"Yes—me."
"Well, I'd do anythink to get an honest living—but I was giving up the thoughts o' it—it's so hard for the likes of us, master."
"Come back, and I'll tell you what I've been thinking about, Mattie."
Not a word about what Mrs. Wesden had been thinking about—such is man's selfishness and narrow-mindedness.
Mattie went back—for good!
On this prologue to our story we can afford to drop the curtain, leaving our figures in outline, and waiting a better time to paint our characters—such as they are—more fully.

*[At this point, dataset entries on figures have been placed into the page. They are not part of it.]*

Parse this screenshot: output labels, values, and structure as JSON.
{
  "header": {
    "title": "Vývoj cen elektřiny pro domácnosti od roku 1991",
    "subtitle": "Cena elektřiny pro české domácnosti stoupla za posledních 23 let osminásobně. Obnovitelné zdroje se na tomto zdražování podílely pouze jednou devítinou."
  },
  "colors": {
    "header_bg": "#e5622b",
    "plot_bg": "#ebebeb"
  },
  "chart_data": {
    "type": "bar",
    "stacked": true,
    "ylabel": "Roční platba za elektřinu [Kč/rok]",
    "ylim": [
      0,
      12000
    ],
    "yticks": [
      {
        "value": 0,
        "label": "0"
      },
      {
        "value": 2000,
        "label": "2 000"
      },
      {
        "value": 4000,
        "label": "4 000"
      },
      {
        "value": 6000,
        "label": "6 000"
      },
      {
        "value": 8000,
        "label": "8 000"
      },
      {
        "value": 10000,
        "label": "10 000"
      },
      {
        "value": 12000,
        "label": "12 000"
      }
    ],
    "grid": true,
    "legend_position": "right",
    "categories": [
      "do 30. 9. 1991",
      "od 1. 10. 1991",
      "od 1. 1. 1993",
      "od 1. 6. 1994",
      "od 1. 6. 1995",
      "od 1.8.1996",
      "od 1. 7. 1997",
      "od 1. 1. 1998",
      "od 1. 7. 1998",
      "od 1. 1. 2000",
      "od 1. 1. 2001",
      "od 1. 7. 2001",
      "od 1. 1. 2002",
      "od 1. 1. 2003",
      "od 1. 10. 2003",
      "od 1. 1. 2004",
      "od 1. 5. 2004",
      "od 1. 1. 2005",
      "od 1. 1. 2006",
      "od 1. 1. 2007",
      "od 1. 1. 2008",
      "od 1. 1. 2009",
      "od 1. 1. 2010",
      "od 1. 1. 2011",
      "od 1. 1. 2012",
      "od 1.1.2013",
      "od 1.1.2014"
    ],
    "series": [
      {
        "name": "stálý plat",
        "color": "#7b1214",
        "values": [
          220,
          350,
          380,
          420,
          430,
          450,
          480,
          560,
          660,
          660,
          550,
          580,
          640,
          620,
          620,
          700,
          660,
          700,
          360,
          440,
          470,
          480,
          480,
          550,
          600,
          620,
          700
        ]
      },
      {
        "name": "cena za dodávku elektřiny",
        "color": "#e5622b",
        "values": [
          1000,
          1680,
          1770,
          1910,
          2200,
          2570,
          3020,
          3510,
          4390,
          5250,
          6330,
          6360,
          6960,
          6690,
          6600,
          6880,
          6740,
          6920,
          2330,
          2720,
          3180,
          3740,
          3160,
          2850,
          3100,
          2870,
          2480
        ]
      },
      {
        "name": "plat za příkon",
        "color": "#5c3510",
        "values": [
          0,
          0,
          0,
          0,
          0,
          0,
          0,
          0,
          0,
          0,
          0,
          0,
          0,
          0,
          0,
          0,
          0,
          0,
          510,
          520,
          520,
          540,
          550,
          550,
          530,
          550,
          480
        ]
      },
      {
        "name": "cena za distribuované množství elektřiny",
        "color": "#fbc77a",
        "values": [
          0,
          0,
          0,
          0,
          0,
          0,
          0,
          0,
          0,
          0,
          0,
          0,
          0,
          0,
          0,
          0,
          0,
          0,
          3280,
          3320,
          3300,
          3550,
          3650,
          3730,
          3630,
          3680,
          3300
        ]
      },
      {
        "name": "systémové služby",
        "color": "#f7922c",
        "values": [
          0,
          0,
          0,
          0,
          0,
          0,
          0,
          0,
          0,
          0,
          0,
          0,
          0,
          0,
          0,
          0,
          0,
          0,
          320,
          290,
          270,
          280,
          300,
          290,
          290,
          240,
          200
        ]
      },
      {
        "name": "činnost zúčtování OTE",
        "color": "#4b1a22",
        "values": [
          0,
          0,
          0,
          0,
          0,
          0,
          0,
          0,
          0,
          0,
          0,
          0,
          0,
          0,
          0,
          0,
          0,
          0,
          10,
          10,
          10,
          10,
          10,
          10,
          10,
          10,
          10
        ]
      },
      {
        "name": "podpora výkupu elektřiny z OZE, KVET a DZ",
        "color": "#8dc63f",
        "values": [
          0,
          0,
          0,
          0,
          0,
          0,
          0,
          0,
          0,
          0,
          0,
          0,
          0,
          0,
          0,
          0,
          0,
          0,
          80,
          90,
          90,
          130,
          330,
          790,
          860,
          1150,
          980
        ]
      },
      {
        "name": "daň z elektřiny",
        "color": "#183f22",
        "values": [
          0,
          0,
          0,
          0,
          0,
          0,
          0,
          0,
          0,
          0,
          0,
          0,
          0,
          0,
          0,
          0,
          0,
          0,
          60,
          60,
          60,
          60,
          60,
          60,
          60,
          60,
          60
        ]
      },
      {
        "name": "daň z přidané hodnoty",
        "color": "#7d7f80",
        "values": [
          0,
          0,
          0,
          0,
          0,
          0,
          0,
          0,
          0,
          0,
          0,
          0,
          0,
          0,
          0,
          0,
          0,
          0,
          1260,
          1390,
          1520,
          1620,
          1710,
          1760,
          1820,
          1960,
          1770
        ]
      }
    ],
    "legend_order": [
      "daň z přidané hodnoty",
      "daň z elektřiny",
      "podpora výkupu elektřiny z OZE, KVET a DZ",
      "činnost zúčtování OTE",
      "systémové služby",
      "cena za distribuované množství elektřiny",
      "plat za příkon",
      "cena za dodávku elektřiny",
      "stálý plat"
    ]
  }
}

We need not dwell upon Mattie's trial, upon Mattie's change of costume, and initiation into an old frock and boots of the absent Harriet—of the many accidents of life at Wesden, stationer's, accidents which led to the wanderer's settling down, a member of the household, an item in that household expenditure. Let the time roll on a year or two, during which Mr. Wesden's back grew worse, and Mrs. Wesden's hair more grey, and let the changes that have happened to our friends speak for themselves in the story we have set ourselves to write.
Leave we, then, the Stray on the threshold of her new estate, standing in Harriet Wesden's dress, thinking of her future; the shadow-land from which she has emerged behind her, and new scenes, new characters beyond there—beneath the bright sky, where all looks so radiant from the distance.